Riba Stirling Prize: Norwich council estate wins architecture award

Media caption,
A resident explains what she enjoys about her home

An eco-friendly council estate in Norwich has scooped this year's prestigious Riba Stirling Prize for architecture.

The Royal Institute of British Architects gives out the award each year to the UK's best new building.

The estate, called Goldsmith Street, is made up of almost 100 ultra low-energy homes for Norwich City Council.

It beat the likes of London Bridge Station and the Nevill Holt Opera, Market Harborough, to the prize.

Image source, Tim Crocker

Goldsmith Street meets rigorous "Passivhaus" environmental standards, which means it "provides a high level of occupant comfort while using very little energy for heating and cooling", according to the Passivhaus Trust.

Riba said the estate's environmental credentials made it a "beacon of hope" and highly unusual for a mass housing development.

"Faced with a global climate emergency, the worst housing crisis for generations and crippling local authority cuts, Goldsmith Street is a beacon of hope," said Riba president Alan Jones.

"It is commended not just as a transformative social housing scheme and eco-development, but a pioneering exemplar for other local authorities to follow."

Image source, Tim Crocker

Goldsmith Street is made up of two-storey houses, bookended by three-storey flats.

The estate has been designed by architect company Mikhail Riches to be eco-friendly down to the smallest of detail.

Letterboxes are built into external porches, rather than the front doors, to reduce draughts.

Homes run on a passive solar scheme, estimated to bring residents annual energy bills which are 70% cheaper than those for the average household.

Image source, Tim Crocker

All face south to get as much sunlight as possible; walls are more than 60cm thick and the roofs are tilted in such a way to avoid blocking sunlight from the neighbours.
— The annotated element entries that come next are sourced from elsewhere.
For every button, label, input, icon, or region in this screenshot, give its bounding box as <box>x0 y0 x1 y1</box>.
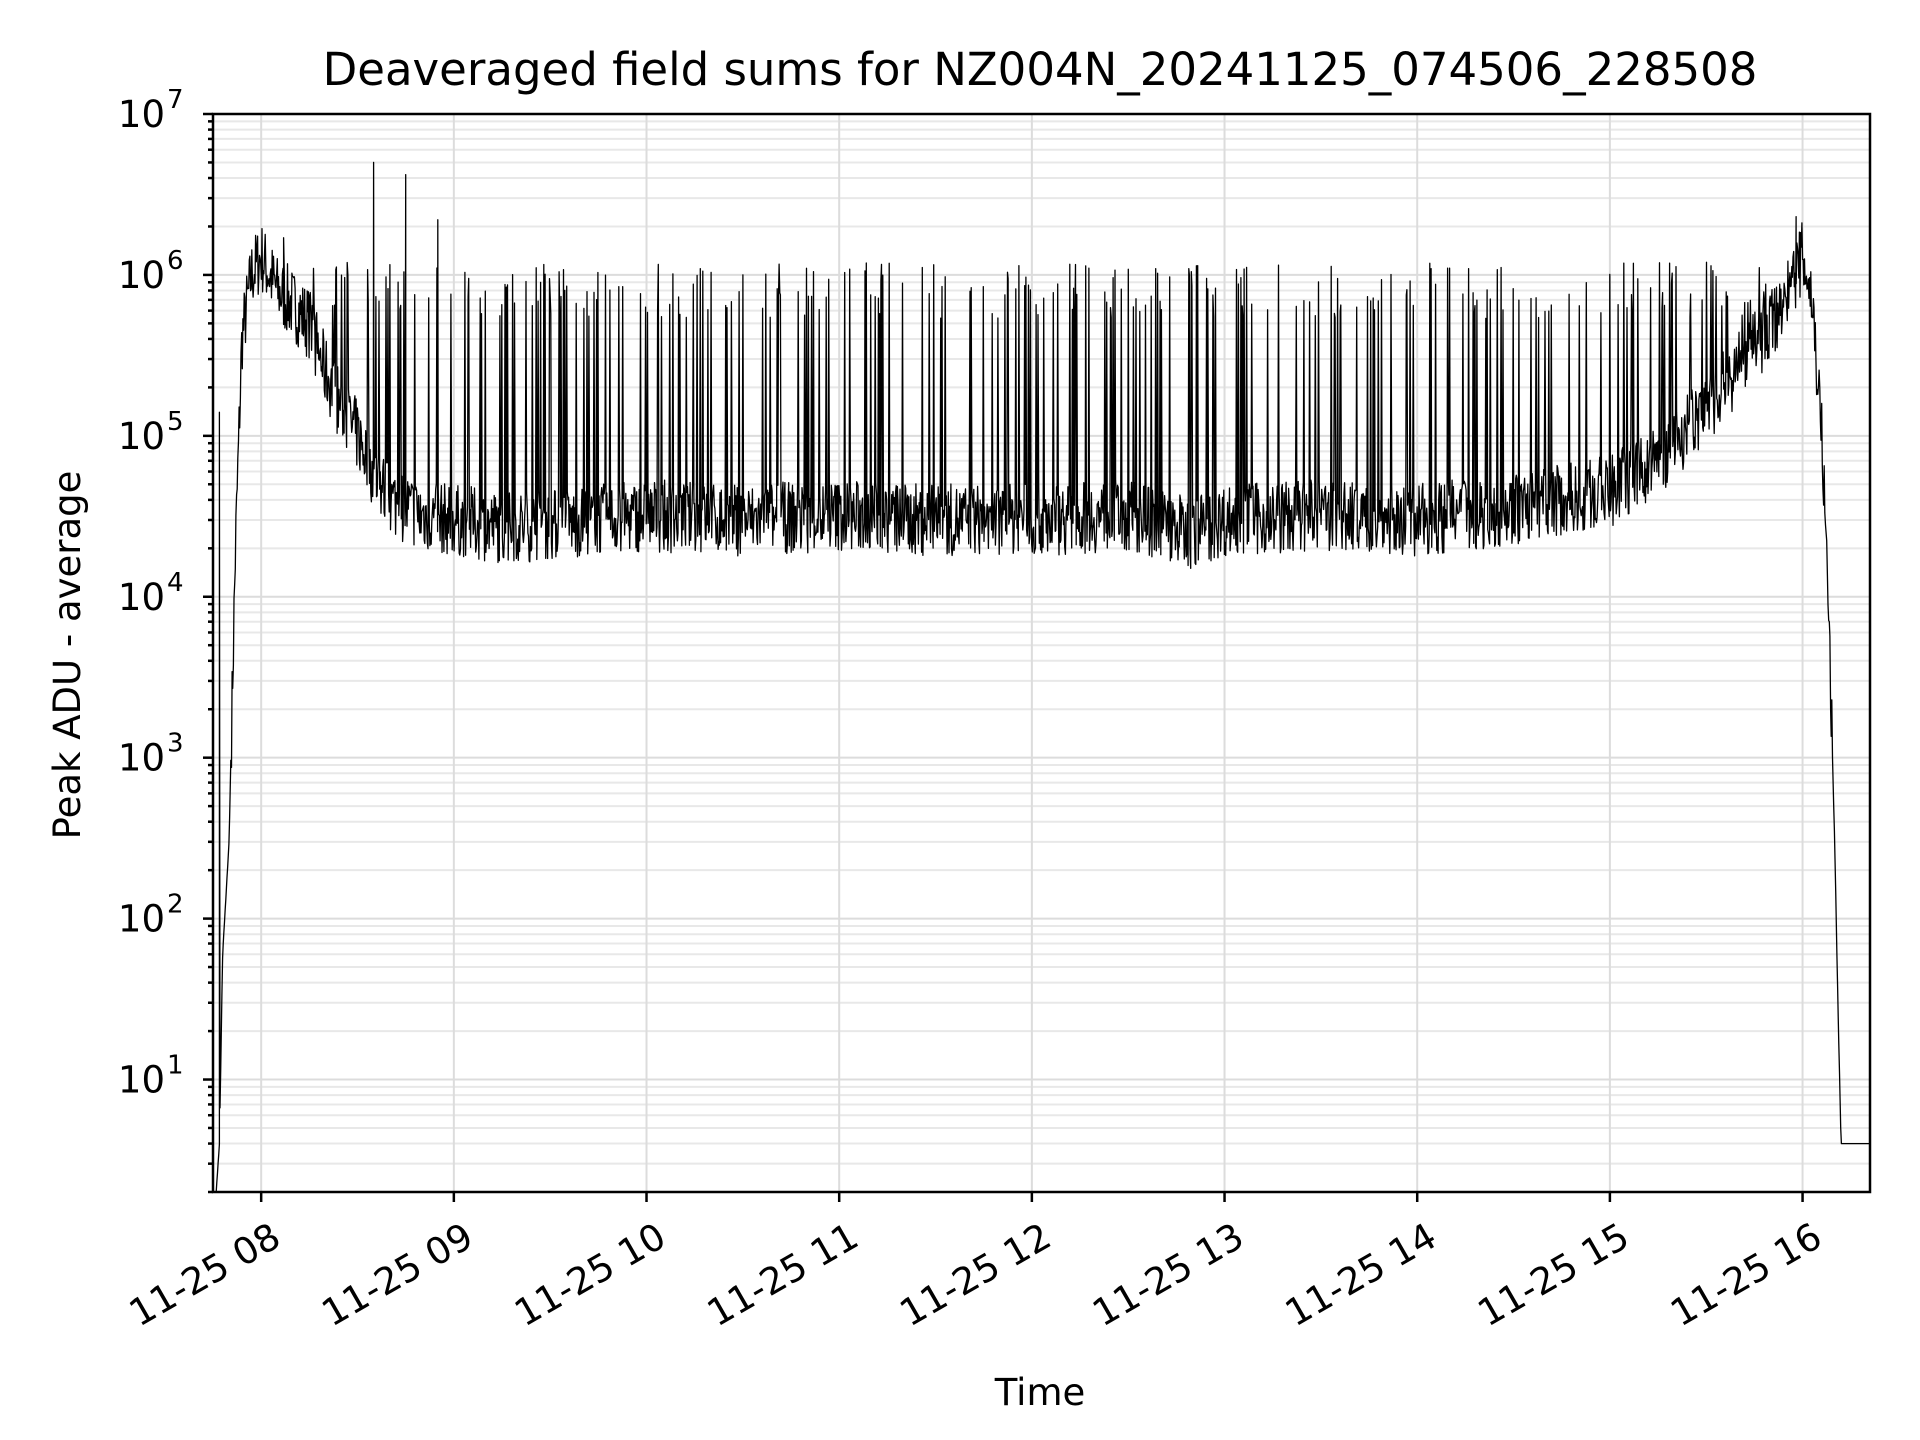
y-axis-label: Peak ADU - average <box>46 471 89 840</box>
plot-area <box>215 161 1871 1193</box>
x-tick-label: 11-25 15 <box>1471 1215 1637 1335</box>
y-tick-label: 10 <box>118 415 165 458</box>
y-tick-label-exponent: 4 <box>167 568 184 598</box>
x-tick-label: 11-25 09 <box>315 1215 481 1335</box>
x-tick-label: 11-25 13 <box>1085 1215 1251 1335</box>
grid <box>213 113 1870 1193</box>
y-tick-label: 10 <box>118 93 165 136</box>
x-tick-label: 11-25 16 <box>1663 1215 1829 1335</box>
chart-title: Deaveraged field sums for NZ004N_2024112… <box>323 43 1758 96</box>
plot-frame <box>211 112 1872 1194</box>
x-axis-label: Time <box>994 1371 1086 1414</box>
y-tick-label-exponent: 1 <box>167 1051 184 1081</box>
x-axis: 11-25 08 11-25 09 11-25 10 11-25 11 11-25 12… <box>122 1192 1829 1335</box>
x-tick-label: 11-25 11 <box>700 1215 866 1335</box>
y-tick-label: 10 <box>118 576 165 619</box>
y-tick-label-exponent: 2 <box>167 890 184 920</box>
x-tick-label: 11-25 10 <box>507 1215 673 1335</box>
y-tick-label-exponent: 6 <box>167 246 184 276</box>
y-tick-label: 10 <box>118 1059 165 1102</box>
x-tick-label: 11-25 12 <box>893 1215 1059 1335</box>
y-tick-label: 10 <box>118 737 165 780</box>
x-tick-label: 11-25 14 <box>1278 1215 1444 1335</box>
y-tick-label-exponent: 3 <box>167 729 184 759</box>
series-line <box>215 161 1871 1193</box>
y-tick-label-exponent: 5 <box>167 407 184 437</box>
x-tick-label: 11-25 08 <box>122 1215 288 1335</box>
y-tick-label: 10 <box>118 898 165 941</box>
y-tick-label: 10 <box>118 254 165 297</box>
y-tick-label-exponent: 7 <box>167 85 184 115</box>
As for the aesthetic, they are made in materials referencing Norwich's history, such as glossy black roof pantiles, which are a nod to the city's Dutch trading links, and creamy clay bricks similar to Victorian terraces nearby.

To give residents a sense of individuality and ownership, touches have been included such coloured front doors, generous lobby space for prams and bikes and private balconies.

Image source, Tim Crocker

And to encourage a community spirit, the back gardens of the central terraces share a secure play area for children and a landscaped walkway for communal gatherings runs through the middle of the estate.

"It is not often we are appointed to work on a project so closely aligned with what we believe matters; buildings people love which are low impact," said David Mikhail of Mikhail Riches.

"We hope other local authorities will be inspired to deliver beautiful homes for people who need them the most, and at an affordable price.

"To all the residents - thank you for sharing your enthusiasm, and your homes, with everyone who has visited."

Last year's winning building was the European headquarters of Bloomberg, the world's most sustainable office and largest stone building in the City of London.